Solfiti:Totali: 1-8 milligrammi/litro. Liberi: 0-1 milligrammi/litro.
Quantità media prodotta: 900-1.000 bottiglie.
Tipo di bottiglia e chiusura: Borgognotta tradizionale. Tappo in sughero.

“Muscat sec de Roumanis” (vin de table – vino da tavola)

Vitigno: muscat à petit-grain (moscato ad acini piccoli)
Vigneto: Caussannels – Les Combes a Saint Jean de Minervois, Hérault, Linguadoca – 3,5 ettari – 100 anni per il 40% circa; da 15 a 50 anni per il 60% circa
Potatura e resa media per pianta: Alberello (gobelet).
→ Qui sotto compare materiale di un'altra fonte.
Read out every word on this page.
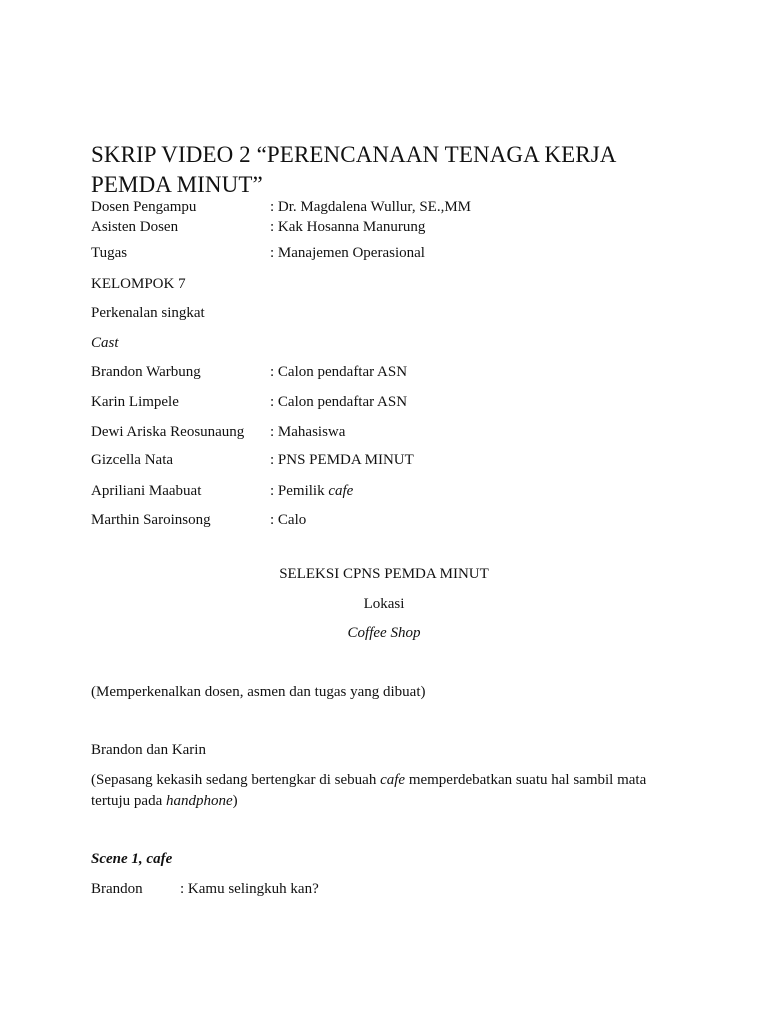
SKRIP VIDEO 2 “PERENCANAAN TENAGA KERJA
PEMDA MINUT”
Dosen Pengampu	: Dr. Magdalena Wullur, SE.,MM
Asisten Dosen	: Kak Hosanna Manurung
Tugas	: Manajemen Operasional
KELOMPOK 7
Perkenalan singkat
Cast
Brandon Warbung	: Calon pendaftar ASN
Karin Limpele	: Calon pendaftar ASN
Dewi Ariska Reosunaung : Mahasiswa
Gizcella Nata	: PNS PEMDA MINUT
Apriliani Maabuat	: Pemilik cafe
Marthin Saroinsong	: Calo
SELEKSI CPNS PEMDA MINUT
Lokasi
Coffee Shop
(Memperkenalkan dosen, asmen dan tugas yang dibuat)
Brandon dan Karin
(Sepasang kekasih sedang bertengkar di sebuah cafe memperdebatkan suatu hal sambil mata
tertuju pada handphone)
Scene 1, cafe
Brandon : Kamu selingkuh kan?
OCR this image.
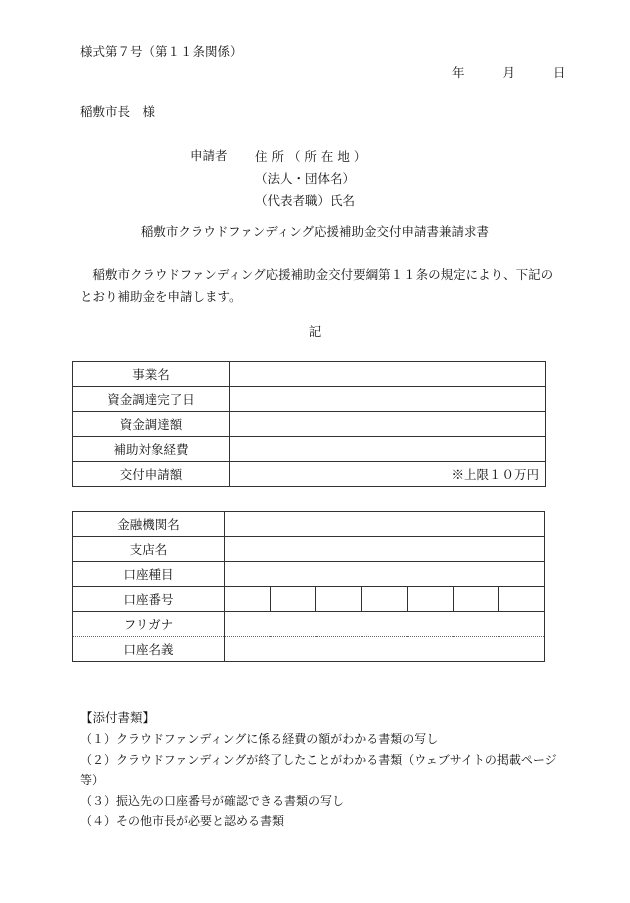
様式第７号（第１１条関係）
年	月	日
稲敷市長　様
申請者 住 所 （ 所 在 地 ）
（法人・団体名）
（代表者職）氏名
稲敷市クラウドファンディング応援補助金交付申請書兼請求書
　稲敷市クラウドファンディング応援補助金交付要綱第１１条の規定により、下記のとおり補助金を申請します。
記
事業名	
資金調達完了日	
資金調達額	
補助対象経費	
交付申請額	※上限１０万円
金融機関名							
支店名							
口座種目							
口座番号							
フリガナ							
口座名義							
【添付書類】
（１）クラウドファンディングに係る経費の額がわかる書類の写し
（２）クラウドファンディングが終了したことがわかる書類（ウェブサイトの掲載ページ等）
（３）振込先の口座番号が確認できる書類の写し
（４）その他市長が必要と認める書類
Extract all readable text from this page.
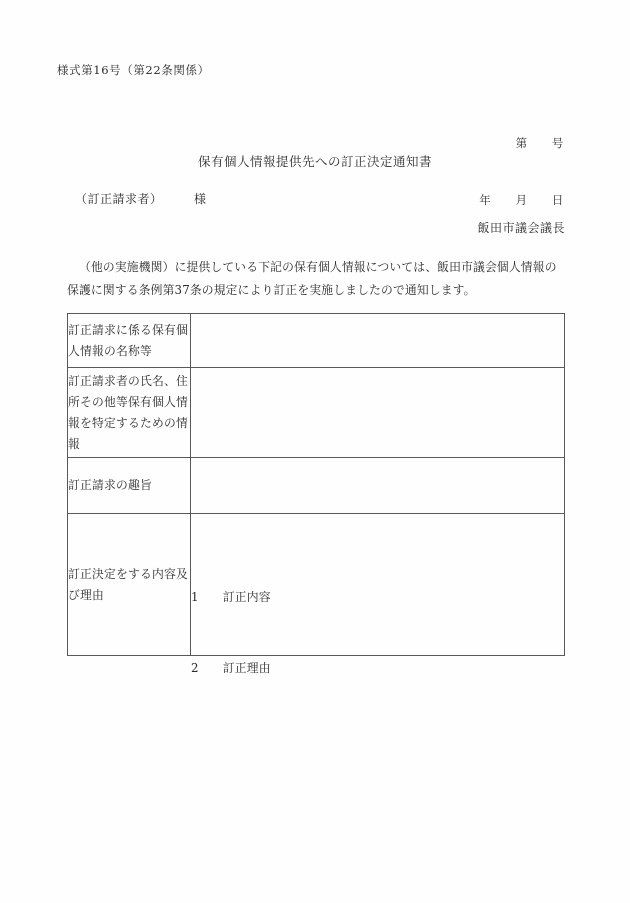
様式第16号（第22条関係）

第　　号

年　　月　　日

保有個人情報提供先への訂正決定通知書
（訂正請求者）　　　様
飯田市議会議長
（他の実施機関）に提供している下記の保有個人情報については、飯田市議会個人情報の保護に関する条例第37条の規定により訂正を実施しましたので通知します。
訂正請求に係る保有個人情報の名称等	
訂正請求者の氏名、住所その他等保有個人情報を特定するための情報	
訂正請求の趣旨	
訂正決定をする内容及び理由	1　　訂正内容
2　　訂正理由
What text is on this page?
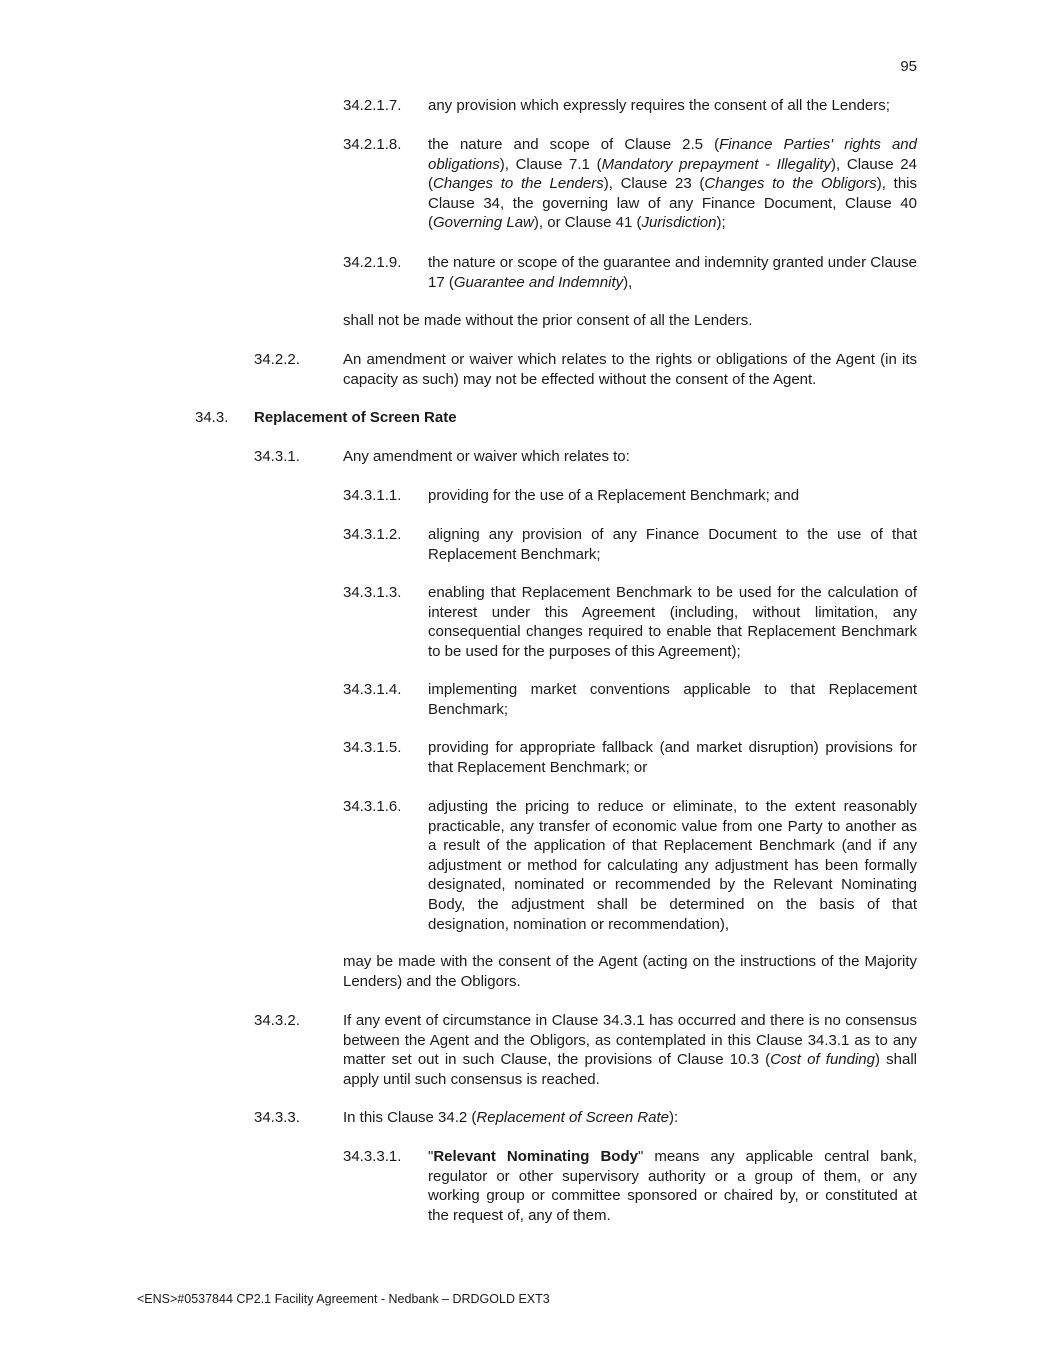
95
34.2.1.7. any provision which expressly requires the consent of all the Lenders;
34.2.1.8. the nature and scope of Clause 2.5 (Finance Parties' rights and obligations), Clause 7.1 (Mandatory prepayment - Illegality), Clause 24 (Changes to the Lenders), Clause 23 (Changes to the Obligors), this Clause 34, the governing law of any Finance Document, Clause 40 (Governing Law), or Clause 41 (Jurisdiction);
34.2.1.9. the nature or scope of the guarantee and indemnity granted under Clause 17 (Guarantee and Indemnity),
shall not be made without the prior consent of all the Lenders.
34.2.2.	An amendment or waiver which relates to the rights or obligations of the Agent (in its capacity as such) may not be effected without the consent of the Agent.
34.3. Replacement of Screen Rate
34.3.1.	Any amendment or waiver which relates to:
34.3.1.1. providing for the use of a Replacement Benchmark; and
34.3.1.2. aligning any provision of any Finance Document to the use of that Replacement Benchmark;
34.3.1.3. enabling that Replacement Benchmark to be used for the calculation of interest under this Agreement (including, without limitation, any consequential changes required to enable that Replacement Benchmark to be used for the purposes of this Agreement);
34.3.1.4. implementing market conventions applicable to that Replacement Benchmark;
34.3.1.5. providing for appropriate fallback (and market disruption) provisions for that Replacement Benchmark; or
34.3.1.6. adjusting the pricing to reduce or eliminate, to the extent reasonably practicable, any transfer of economic value from one Party to another as a result of the application of that Replacement Benchmark (and if any adjustment or method for calculating any adjustment has been formally designated, nominated or recommended by the Relevant Nominating Body, the adjustment shall be determined on the basis of that designation, nomination or recommendation),
may be made with the consent of the Agent (acting on the instructions of the Majority Lenders) and the Obligors.
34.3.2.	If any event of circumstance in Clause 34.3.1 has occurred and there is no consensus between the Agent and the Obligors, as contemplated in this Clause 34.3.1 as to any matter set out in such Clause, the provisions of Clause 10.3 (Cost of funding) shall apply until such consensus is reached.
34.3.3.	In this Clause 34.2 (Replacement of Screen Rate):
34.3.3.1. "Relevant Nominating Body" means any applicable central bank, regulator or other supervisory authority or a group of them, or any working group or committee sponsored or chaired by, or constituted at the request of, any of them.
<ENS>#0537844 CP2.1 Facility Agreement - Nedbank – DRDGOLD EXT3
Resa media: 3-4 grappoli/ceppo..
Densità d’impianto :3.000.
Suolo e sottosuolo: Roccia calcarea.
Vinificazione: Uve non diraspate. Pigiatura con i piedi. Fermentazione con lieviti spontanei per dieci giorni. Svinatura. Imbottigliamento a maggio e invecchiamento in bottiglia. Assenza totale di SO2 aggiunta.
Solfiti:Totali: 1-8 milligrammi/litro. Liberi: 0-1 milligrammi/litro.
Quantità media prodotta: 900-1.000 bottiglie.
Tipo di bottiglia e chiusura: Borgognotta tradizionale. Tappo in sughero.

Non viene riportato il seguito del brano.